The biggest buyers were privately owned brokers, who made 45 acquisitions compared to 40 for the same period last year; private equity-backed brokers made 40 acquisitions, which was unchanged from last year. Deals executed by publicly owned brokers declined to 18 from 30 for the same period last year, and banks made 14 acquisitions, up from 10. Hub International accounted for 14 deals so far this year, followed Arthur J. Gallagher, with nine deals, and Digital Insurance, with seven.
“This year’s numbers are inflated somewhat because many of the deals reported in January and some in February probably closed in 2012,” said Timothy Cunningham, managing director of Optis, an investment banking and financial consulting firm specializing in the insurance industry. “We don’t expect to see a comparable level of activity for the remainder of 2013 as we saw in 2012, but we also strongly believe that over the long-term, M&A activity will continue to grow. There are plenty of buyers with readily available funds in the marketplace today. Buyers need the growth acquisitions provide, and the demand will continue to keep valuations attractive to sellers.”

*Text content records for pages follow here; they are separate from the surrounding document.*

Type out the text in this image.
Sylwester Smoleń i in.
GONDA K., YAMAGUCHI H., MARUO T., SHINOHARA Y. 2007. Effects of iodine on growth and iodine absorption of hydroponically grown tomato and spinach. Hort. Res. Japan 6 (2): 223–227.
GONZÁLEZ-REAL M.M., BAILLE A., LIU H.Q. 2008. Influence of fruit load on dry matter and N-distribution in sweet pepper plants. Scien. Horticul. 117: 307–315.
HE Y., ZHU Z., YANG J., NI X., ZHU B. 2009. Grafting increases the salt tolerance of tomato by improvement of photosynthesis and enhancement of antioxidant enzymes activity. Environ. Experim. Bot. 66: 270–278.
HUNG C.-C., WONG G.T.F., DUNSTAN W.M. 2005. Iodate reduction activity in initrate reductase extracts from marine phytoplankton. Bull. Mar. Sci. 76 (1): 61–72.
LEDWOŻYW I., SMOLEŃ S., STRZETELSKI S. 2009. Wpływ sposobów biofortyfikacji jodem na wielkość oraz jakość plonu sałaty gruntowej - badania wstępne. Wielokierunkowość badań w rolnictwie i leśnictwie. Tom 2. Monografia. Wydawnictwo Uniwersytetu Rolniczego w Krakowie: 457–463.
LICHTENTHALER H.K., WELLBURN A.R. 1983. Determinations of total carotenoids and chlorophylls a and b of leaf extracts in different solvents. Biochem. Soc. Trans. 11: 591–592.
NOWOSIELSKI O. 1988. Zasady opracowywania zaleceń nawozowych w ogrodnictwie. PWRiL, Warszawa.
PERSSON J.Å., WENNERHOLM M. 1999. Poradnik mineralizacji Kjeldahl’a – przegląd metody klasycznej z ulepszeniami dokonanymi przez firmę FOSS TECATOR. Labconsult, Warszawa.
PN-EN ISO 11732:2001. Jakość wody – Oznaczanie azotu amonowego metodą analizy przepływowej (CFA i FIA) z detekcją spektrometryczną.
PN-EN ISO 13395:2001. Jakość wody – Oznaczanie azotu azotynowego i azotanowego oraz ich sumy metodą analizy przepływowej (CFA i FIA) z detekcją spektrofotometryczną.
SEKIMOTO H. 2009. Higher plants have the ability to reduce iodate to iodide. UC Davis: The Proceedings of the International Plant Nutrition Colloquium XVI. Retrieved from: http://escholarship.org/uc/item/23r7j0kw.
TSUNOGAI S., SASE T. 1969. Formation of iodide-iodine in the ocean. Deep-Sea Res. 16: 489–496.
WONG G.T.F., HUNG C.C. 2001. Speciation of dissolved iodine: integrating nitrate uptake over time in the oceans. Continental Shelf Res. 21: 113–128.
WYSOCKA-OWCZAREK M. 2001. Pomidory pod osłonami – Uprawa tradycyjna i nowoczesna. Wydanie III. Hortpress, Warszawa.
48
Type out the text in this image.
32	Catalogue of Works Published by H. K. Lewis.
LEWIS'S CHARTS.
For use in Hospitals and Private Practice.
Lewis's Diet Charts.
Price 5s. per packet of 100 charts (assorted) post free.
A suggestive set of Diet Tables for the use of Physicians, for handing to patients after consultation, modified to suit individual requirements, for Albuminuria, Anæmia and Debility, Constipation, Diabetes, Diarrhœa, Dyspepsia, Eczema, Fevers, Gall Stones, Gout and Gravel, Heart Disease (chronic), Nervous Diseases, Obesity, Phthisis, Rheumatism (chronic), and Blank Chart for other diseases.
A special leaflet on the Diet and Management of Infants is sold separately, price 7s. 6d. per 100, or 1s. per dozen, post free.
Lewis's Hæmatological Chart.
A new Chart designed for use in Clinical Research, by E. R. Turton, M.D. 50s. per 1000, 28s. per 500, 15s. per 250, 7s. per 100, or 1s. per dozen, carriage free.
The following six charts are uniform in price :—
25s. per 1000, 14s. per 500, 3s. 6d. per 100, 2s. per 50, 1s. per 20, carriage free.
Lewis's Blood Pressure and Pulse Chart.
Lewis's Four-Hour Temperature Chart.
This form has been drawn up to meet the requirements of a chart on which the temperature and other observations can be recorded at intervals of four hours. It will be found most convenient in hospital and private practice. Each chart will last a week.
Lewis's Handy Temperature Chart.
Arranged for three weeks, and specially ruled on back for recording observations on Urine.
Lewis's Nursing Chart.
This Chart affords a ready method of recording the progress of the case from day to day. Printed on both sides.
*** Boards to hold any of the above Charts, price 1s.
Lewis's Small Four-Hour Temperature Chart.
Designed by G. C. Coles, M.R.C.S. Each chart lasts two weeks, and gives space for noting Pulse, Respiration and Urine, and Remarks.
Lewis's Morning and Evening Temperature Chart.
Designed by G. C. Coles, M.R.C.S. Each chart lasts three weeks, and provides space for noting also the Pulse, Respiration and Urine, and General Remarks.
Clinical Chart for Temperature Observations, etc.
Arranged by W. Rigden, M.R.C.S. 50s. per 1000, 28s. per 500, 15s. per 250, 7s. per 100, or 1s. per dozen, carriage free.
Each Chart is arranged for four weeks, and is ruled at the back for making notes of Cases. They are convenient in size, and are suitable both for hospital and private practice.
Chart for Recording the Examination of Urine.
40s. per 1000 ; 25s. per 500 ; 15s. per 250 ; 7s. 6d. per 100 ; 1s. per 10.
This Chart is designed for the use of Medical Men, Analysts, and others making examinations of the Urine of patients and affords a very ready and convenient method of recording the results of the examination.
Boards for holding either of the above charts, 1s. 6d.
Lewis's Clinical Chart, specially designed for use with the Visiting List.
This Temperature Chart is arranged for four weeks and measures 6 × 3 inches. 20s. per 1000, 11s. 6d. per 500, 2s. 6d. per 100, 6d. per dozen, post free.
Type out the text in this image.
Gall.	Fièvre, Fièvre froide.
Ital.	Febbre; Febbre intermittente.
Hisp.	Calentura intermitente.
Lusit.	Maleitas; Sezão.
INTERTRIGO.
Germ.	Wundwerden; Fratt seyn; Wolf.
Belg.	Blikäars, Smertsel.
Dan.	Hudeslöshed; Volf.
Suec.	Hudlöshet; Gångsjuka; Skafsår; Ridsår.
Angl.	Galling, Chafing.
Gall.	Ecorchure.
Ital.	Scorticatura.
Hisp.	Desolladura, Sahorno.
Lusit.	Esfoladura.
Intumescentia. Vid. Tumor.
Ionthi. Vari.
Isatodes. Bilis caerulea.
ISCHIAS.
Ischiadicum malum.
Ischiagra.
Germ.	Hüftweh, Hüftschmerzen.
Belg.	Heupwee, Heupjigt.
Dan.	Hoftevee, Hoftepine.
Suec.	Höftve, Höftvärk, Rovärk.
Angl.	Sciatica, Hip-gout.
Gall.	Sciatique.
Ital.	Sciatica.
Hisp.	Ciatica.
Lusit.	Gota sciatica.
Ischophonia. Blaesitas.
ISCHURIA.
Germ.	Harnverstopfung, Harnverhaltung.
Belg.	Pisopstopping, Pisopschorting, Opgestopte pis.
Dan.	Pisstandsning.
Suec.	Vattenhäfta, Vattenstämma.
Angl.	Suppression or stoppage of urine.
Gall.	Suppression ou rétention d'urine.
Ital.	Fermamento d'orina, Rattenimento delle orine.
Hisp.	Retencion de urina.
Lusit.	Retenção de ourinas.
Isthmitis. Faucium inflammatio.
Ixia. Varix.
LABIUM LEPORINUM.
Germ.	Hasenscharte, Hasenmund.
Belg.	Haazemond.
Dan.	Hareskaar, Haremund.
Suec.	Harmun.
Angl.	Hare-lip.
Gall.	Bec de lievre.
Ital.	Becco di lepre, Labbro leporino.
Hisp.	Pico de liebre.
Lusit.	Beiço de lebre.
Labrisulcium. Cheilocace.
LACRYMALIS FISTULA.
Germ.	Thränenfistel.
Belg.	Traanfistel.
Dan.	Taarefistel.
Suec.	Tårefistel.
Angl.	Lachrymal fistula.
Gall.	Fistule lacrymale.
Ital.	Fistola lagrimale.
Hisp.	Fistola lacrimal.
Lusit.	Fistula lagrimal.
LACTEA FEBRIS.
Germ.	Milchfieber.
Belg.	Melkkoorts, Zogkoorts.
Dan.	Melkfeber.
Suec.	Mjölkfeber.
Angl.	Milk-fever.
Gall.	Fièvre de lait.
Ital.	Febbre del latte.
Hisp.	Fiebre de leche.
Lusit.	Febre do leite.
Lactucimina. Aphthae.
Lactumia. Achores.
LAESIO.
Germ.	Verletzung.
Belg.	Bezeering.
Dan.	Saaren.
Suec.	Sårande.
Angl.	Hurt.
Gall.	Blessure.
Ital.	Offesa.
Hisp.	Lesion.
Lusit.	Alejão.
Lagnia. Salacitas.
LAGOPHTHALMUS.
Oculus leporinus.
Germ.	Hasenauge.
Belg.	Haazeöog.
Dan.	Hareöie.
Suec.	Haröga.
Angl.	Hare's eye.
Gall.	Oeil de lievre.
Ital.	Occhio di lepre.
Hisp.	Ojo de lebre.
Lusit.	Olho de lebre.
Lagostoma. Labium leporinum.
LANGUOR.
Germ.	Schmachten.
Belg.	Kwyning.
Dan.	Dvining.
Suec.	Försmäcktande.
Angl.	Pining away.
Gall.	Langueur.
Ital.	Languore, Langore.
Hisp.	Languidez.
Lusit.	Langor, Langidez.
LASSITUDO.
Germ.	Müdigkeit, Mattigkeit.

Optis said that M&A activity was strong in January and February, but slowed substantially thereafter. “Much of the January and some of the February deal count was likely late reporting of transactions actually closed in 2012,” the report said, and transactions since March have fallen below the numbers reported for the same period in the past two years.
An unusually high number of deals were done in 2012 to avoid recent tax increases, which has reduced prospective inventory and caused sellers to delay transactions until they could recoup at least some of the tax increases, Optis said.
Capital gains taxes increased to 20 percent from 15 percent; and a new 3.8 percent Patient Protection and Affordable Care Act surtax was imposed on investment gains for certain high-income individuals. “Combined, the tax on many capital gains transactions increased from 15 percent to almost 24 percent, or almost 60 percent overnight,” Optis said.
There were 46 sales of P&C agencies; 30 deals for those selling both P&C and employee benefits, 36 sales of employee benefits-only agencies and 10 other transactions, primarily MGAs, Optis said.